Und dann beging er einen Fehler, der ihn - und vielleicht auch die anderen auf dem Schiff - um ein Haar das Leben gekostet hätte. Er streckte die Hand aus, um Serena zu berühren, wie Mike es tat.
»Nein!« sagte Mike erschrocken. »Tun Sie das nicht!«
Es war zu spät! Alles geschah so schnell, daß Winterfeld nicht einmal mehr hätte reagieren können, wenn er es gewollt hätte. Astaroths Fauchen steigerte sich zu einem schrillen Schrei, mit dem er in die Höhe schnellte und Winterfeld ansprang, die Krallen drohend vorgestreckt und die Zähne gefletscht. Winterfeld riß schützend die Arme vor das Gesicht und zog den Kopf zwischen die Schultern.

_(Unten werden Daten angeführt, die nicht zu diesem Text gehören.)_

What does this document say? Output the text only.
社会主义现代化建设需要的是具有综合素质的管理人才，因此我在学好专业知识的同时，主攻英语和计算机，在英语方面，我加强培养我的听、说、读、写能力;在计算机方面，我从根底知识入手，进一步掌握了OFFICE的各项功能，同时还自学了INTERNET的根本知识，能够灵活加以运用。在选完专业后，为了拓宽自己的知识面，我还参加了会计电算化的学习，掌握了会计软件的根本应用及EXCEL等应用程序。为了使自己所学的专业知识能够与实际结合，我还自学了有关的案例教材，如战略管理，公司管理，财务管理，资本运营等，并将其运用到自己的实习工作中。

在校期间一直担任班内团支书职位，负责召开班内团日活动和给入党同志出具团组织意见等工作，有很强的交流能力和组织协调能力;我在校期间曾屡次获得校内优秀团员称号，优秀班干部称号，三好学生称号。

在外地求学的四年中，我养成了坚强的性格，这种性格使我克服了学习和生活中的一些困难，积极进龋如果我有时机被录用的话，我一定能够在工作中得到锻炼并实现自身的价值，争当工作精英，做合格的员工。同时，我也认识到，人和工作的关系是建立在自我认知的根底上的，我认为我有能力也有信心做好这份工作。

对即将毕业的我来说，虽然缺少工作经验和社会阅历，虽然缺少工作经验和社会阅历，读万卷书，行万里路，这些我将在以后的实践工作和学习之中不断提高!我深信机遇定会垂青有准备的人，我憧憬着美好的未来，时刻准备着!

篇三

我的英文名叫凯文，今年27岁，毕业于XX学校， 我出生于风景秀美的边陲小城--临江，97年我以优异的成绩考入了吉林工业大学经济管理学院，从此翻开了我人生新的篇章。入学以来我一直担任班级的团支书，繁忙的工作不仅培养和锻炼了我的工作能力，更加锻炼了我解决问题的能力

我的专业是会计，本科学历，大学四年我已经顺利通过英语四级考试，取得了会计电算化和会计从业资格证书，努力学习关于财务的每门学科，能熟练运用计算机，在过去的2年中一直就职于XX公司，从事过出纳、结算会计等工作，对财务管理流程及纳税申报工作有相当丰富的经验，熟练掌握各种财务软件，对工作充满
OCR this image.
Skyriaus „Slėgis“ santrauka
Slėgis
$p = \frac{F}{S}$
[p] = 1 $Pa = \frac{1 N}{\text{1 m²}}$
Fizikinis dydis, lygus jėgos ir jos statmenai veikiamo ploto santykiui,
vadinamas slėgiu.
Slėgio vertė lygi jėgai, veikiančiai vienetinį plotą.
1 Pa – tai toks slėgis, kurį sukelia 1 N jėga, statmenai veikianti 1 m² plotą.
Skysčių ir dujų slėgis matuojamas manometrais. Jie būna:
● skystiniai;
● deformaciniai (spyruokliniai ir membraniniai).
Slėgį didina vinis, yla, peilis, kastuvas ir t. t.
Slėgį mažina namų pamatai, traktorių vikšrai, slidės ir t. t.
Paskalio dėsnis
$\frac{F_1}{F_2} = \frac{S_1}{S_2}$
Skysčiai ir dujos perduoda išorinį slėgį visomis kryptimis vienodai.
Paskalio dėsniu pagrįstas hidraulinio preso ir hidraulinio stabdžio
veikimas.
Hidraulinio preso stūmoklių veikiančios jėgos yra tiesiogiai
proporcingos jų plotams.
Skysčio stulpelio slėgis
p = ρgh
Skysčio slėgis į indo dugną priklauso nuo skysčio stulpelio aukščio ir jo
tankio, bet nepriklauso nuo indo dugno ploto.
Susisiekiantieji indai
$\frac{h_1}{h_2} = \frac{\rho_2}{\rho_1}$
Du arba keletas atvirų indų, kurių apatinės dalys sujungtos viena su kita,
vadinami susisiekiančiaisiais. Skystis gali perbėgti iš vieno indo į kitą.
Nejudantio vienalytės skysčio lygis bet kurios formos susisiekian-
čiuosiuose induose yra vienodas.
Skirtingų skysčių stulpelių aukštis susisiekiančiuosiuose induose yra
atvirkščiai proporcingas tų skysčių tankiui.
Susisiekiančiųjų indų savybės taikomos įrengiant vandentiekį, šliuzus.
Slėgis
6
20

Ein Schuß fiel. In dem Raum hörte sich das Geräusch wie ein Kanonenschlag an. Eine grelle, orangerote Feuerlanze stach nach Astaroth, und der Kater wurde mitten im Sprung herumgewirbelt, als wäre er von einem Faustschlag getroffen worden. Aus seinem Fauchen wurde ein gepeinigtes Kreischen, während er durch die Luft flog und knapp neben dem Kopfende von Serenas Bett gegen die Wand prallte. Hilflos rutschte er daran herunter und blieb liegen.
Winterfeld fuhr herum. Noch bevor der Kater ganz zu Boden gefallen war, hatte er den Mann erreicht, der auf ihn geschossen hatte, und entriß ihm das Gewehr. »Sie Idiot!« brüllte er. »Wer hat Ihnen das erlaubt?! Sind Sie wahnsinnig geworden?«
Er schleuderte das Gewehr zu Boden und drehte sich wieder zu Mike herum. »Es tut mir leid«, sagte er keuchend. »Das wollte ich nicht, das mußt du mir glau -« Er sprach nicht weiter, denn sein Blick war auf Serena gefallen. Alle Farbe wich aus seinem Gesicht, und auch Mike spürte, wie sich ein eisiger, lähmender Schrecken in ihm breitzumachen begann.
Serena hatte sich stocksteif im Bett aufgerichtet. Einige Sekunden lang hing ihr Blick wie gebannt an dem Körper des schwarzen Katers, der reglos und in einer rasch größer werdenen Blutlache neben ihrem Bett lag, und dann ...
Irgend etwas geschah mit ihr. Mike spürte förmlich diese Veränderung, und es war keine Veränderung zum Guten. Dabei regte sich in ihrem Gesicht kein Muskel - aber in ihren Augen erwachte etwas, was dunkel und wild und von unglaublicher Stärke war.
»Nein, Serena«, sagte Mike beschwörend. »Nicht!«
»Was soll das heißen!« Winterfeld sah ihn an. »Was tut sie?« Auch er schien zu spüren, daß irgend etwas mit dem Mädchen vor sich ging.